Com o cabelo puxado para trás, chegava sempre de fato. Andava curvado e dentro de uma figura pouco imponente estava alguém que não se podia evitar olhar. Havia algo de misterioso nele.
Tom enfiou a mão no bolso e tirou um cigarro e um isqueiro.
-Can't smoke here Tom, you know that.
Acendeu o cigarro e a face dele ficou iluminada por uma luz quente, amarela. Tinhas sobrancelhas carregadas, uma boca fina e larga e um queixo proeminente, naturalmente ou derivado da barba.
-C'mon Frank, it's cold out there.
-Rules are rules. I'm Sorry.
-Fine.
Tom pôs o casaco por cima do ombro direito e o chapéu na cabeça e saiu.

Lá fora, de braços enfiados nos bolsos, a noite era a noite. Fria, húmida. O passeio reluzia com os painéis luminosos dos bares e das lojas ainda abertas. O cigarro aquecia-o, aquele pequeno lume, mas não conseguia ser invadido pelo frio, pelo frio como noite, pela noite como memórias. Tom tinha muitas memórias dolorosas. Dolorosas para ele, mas não as contava a ninguém, receava que lhes retirassem o significado. E aquelas memórias eram tudo para ele. As saudades de Mathilda, a vontade de ir embora. Depois de ela se ter ido, copenhaggen perdeu o sentido. Fez a mala de cabedal velho e começou a viajar, a fugir. A fugir de Mathilda.

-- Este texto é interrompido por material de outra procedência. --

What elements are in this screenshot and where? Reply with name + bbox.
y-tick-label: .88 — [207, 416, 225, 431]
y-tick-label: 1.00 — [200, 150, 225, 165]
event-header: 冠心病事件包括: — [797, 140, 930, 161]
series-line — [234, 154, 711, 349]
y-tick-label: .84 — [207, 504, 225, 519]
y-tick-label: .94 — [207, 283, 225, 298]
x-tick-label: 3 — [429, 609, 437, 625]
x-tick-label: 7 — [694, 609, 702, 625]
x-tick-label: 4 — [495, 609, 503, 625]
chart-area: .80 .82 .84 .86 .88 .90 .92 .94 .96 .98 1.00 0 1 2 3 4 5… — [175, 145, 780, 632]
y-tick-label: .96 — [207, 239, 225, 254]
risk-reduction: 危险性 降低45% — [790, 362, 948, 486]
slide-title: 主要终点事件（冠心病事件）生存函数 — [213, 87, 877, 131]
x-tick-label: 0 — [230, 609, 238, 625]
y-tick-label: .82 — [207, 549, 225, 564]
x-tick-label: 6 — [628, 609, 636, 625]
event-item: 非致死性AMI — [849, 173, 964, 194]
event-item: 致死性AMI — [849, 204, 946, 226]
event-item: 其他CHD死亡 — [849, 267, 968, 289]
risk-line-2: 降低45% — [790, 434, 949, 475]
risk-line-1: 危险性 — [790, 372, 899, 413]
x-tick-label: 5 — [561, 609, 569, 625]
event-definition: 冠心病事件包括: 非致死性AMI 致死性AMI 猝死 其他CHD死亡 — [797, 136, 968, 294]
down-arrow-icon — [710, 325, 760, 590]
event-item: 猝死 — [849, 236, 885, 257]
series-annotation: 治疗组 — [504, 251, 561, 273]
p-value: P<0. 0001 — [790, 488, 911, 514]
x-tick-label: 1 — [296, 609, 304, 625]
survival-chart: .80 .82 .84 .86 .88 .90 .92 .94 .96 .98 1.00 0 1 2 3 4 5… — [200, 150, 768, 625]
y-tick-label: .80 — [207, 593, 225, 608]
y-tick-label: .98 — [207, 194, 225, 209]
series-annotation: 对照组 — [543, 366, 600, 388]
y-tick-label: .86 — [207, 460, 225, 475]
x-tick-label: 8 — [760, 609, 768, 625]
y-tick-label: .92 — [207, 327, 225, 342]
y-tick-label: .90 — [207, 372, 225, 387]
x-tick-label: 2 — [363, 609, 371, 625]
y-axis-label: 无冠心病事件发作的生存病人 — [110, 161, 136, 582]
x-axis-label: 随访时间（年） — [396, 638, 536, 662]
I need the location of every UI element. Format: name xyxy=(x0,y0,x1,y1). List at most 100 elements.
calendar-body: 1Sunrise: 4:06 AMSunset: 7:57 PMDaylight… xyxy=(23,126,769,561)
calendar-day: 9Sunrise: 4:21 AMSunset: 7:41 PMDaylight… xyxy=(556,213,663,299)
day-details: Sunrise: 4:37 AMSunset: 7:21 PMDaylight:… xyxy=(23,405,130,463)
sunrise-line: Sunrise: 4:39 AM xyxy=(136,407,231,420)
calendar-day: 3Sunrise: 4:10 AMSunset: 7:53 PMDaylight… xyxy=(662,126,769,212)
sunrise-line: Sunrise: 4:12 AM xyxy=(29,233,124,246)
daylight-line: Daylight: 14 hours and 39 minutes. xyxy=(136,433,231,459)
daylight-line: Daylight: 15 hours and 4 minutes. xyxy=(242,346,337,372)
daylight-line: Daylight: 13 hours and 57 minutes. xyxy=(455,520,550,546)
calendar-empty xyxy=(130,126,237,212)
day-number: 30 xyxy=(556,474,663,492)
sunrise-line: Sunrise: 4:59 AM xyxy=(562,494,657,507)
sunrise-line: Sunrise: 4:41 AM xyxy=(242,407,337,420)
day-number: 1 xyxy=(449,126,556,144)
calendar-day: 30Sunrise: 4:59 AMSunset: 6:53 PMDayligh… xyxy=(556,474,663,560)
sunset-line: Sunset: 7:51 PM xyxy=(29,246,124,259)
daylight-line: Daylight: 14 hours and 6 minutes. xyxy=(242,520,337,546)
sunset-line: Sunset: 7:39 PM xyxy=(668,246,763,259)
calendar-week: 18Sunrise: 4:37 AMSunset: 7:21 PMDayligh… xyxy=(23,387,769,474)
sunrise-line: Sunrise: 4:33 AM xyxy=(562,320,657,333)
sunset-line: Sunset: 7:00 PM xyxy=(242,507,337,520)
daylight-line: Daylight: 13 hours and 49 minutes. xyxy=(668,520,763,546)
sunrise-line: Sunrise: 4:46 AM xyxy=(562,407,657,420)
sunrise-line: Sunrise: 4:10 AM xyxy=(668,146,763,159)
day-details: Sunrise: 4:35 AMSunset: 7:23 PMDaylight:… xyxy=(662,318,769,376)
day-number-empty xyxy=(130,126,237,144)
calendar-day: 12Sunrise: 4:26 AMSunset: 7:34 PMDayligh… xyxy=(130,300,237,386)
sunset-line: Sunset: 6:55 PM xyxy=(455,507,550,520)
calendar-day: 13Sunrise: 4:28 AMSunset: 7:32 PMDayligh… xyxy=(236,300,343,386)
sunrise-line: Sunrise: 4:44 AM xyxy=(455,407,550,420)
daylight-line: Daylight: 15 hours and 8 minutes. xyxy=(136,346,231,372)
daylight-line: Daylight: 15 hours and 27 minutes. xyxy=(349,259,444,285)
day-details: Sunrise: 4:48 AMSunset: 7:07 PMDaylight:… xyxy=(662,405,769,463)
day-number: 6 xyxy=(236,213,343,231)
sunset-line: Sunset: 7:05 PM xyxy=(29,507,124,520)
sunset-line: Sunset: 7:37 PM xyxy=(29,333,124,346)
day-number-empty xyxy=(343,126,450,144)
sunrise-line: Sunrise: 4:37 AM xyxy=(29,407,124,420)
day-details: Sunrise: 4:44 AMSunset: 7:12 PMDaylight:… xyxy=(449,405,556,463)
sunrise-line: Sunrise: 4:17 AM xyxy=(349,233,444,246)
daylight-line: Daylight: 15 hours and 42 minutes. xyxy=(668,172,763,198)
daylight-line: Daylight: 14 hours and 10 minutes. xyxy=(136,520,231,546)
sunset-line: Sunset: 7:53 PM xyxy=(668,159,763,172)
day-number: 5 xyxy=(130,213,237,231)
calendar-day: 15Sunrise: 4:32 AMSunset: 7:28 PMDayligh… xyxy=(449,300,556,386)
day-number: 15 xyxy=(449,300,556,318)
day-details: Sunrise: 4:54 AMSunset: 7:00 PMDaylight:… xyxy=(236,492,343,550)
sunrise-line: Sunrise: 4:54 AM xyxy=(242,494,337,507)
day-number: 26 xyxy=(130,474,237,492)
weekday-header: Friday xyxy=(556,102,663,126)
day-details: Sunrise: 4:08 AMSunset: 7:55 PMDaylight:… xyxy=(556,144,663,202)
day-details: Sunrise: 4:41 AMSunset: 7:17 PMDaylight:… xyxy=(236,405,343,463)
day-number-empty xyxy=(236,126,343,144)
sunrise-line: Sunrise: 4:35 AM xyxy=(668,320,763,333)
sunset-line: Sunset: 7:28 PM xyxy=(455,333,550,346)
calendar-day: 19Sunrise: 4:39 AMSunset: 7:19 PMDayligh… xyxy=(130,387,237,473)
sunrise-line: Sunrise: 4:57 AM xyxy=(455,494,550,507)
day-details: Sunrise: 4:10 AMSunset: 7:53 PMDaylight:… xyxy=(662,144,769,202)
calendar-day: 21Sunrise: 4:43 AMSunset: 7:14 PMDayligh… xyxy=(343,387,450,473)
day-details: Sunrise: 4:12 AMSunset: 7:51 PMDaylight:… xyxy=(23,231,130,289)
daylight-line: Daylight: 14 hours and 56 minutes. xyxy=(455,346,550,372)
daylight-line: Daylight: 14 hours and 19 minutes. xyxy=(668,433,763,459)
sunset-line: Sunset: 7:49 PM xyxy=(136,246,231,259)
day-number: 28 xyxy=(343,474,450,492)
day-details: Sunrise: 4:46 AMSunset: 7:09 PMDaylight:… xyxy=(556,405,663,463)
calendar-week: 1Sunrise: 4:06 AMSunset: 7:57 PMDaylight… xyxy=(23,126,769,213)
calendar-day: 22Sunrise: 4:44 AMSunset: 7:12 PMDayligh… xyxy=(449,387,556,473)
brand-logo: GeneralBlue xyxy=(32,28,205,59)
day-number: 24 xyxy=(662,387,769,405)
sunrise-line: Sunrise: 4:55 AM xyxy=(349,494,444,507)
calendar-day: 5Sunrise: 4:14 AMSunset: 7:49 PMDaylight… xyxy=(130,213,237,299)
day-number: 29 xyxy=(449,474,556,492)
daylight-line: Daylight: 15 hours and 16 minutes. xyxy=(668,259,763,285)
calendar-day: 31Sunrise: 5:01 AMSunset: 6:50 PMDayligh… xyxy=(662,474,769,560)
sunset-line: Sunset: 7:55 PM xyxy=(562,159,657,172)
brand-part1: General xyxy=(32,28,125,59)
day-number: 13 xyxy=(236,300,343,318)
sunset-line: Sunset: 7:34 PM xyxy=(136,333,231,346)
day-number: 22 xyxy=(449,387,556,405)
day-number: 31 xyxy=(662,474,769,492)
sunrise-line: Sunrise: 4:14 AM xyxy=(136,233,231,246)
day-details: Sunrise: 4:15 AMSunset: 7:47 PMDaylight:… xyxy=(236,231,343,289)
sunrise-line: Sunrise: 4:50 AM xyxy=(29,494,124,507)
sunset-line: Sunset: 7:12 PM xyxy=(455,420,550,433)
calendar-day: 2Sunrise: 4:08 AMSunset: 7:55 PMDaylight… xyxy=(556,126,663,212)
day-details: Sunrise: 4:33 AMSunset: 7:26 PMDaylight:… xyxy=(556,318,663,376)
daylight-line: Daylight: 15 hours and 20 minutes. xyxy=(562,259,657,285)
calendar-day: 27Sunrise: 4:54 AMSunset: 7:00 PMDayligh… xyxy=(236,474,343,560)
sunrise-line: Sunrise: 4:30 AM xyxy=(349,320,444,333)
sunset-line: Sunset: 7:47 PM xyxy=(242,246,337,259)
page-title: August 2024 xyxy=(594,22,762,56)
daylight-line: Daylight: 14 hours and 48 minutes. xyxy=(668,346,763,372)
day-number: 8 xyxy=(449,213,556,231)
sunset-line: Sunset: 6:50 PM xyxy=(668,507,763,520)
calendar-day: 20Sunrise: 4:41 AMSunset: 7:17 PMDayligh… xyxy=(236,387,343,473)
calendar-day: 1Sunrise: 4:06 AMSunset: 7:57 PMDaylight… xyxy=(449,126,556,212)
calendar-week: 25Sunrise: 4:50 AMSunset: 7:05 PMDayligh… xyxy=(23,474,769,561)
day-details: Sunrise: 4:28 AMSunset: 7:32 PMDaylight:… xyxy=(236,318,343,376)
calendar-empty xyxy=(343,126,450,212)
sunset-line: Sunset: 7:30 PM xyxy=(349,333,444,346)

Atirou o cigarro quase terminado para o chão e pisou-o. Endireitou-se e olhou a noite, como quem observa algo que não está lá. Ou como se fosse a única pessoa a conseguir ver realmente. Um dos dois.
Viu no bar os turistas a pedir a Frank conselhos, a questionarem-no por cervejas da zona. Ele, sabendo as respostas, não estava habituado. Estava habituado aos seus clientes, estava habituado aos seus hábitos e assim, encolhia-se. Tom Sorriu e entrou na porta que abriu e fechou-se.